Like most Canadians, I long ago wearied of the intractable abortion debate as a debate.
I am increasingly fascinated, however, by the debate about the debate for what it signifies about debating in a democracy.
For example, there is currently something called the "New Abortion Caravan" crossing the country seeking to persuade a majority that Canada's absence of any legislation governing abortion is unacceptable.
Sponsored by a group called the Canadian Centre for Bio-Ethical Reform, the caravan is the anti-doppelganger of one that travelled Canada four decades ago promoting abortion as purely a matter of private medical choice.
The old debate is new again, it seems. The new initiative has reportedly even prompted the Canadian Auto Workers to threaten to mount counter protests everywhere the CCBR's wheels come to a stop.

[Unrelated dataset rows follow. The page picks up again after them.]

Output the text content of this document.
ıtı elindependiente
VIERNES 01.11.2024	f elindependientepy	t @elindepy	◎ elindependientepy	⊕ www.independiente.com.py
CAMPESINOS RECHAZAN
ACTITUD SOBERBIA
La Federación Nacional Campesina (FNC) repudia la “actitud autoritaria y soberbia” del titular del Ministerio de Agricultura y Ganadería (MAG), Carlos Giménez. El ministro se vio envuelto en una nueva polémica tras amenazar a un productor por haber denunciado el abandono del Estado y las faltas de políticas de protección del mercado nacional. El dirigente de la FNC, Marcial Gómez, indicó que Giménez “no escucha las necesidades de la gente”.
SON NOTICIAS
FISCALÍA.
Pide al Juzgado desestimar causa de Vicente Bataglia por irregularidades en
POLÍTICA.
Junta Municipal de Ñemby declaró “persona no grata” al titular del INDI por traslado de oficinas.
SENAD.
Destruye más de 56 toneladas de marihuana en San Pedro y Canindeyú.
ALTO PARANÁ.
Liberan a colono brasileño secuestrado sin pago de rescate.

It is a curious that a union representing workers who make automobiles would feel the need to have an opinion, one way or the other, on abortion. Even the aborting of babies conceived in, say, mini-vans would not, you might think, be consequential enough to the business interests of the Canadian Auto Workers for it to protest an anti-abortion caravan.
Yet consequential it certainly seems to be. In calling for the counter protests, an official with the CAW's women's program insisted such action was essential to "once again tell (the caravan proponents) that our reproductive rights are not up for debate."
Now, on its face, that statement is clearly factually out of kilter. The existential reality of a cross-country caravan being met by cross-country counter-protests suggests that something is very much "up" and being debated.
What is far more interesting, I think, is the idea of someone declaring, with a ring of quasi-authority, that whatever the skirmish might look like, it is not actually a debate because such a debate is, in fact, closed, over, finito, ergo impossible.
If the declaration sounds astonishingly high-handed, it at least has support from some of the highest hands around. No less than Prime Minister Stephen Harper has said repeatedly that he, too, considers the abortion debate closed.
How does a debate become "closed" within a democracy? Add another wrinkle: how does it become "closed" in a parliamentary democracy that is structured around a parlement—a place of speaking—where, theoretically, all ideas of interest to the populace can be peacefully contested?
In the prime minister's case, of course, the simple answer is raw power. Those who persist in opening troublesome issues will find the caucus door closed against them. But that is not closure. It is silencing. There is a difference.
What about the rest of us? How do we accept that a debate is closed? For we do so accept on certain issues. Neither I nor my children nor my children's children ad infinitum will ever accept, as democrats, that slavery is an institution whose time to return is now. Canada's parliament will be tumbled down and its dust washed away before politicians in this country address themselves to a motion affirming that, in historical hindsight, Nazism and the Holocaust really weren't so evil after all.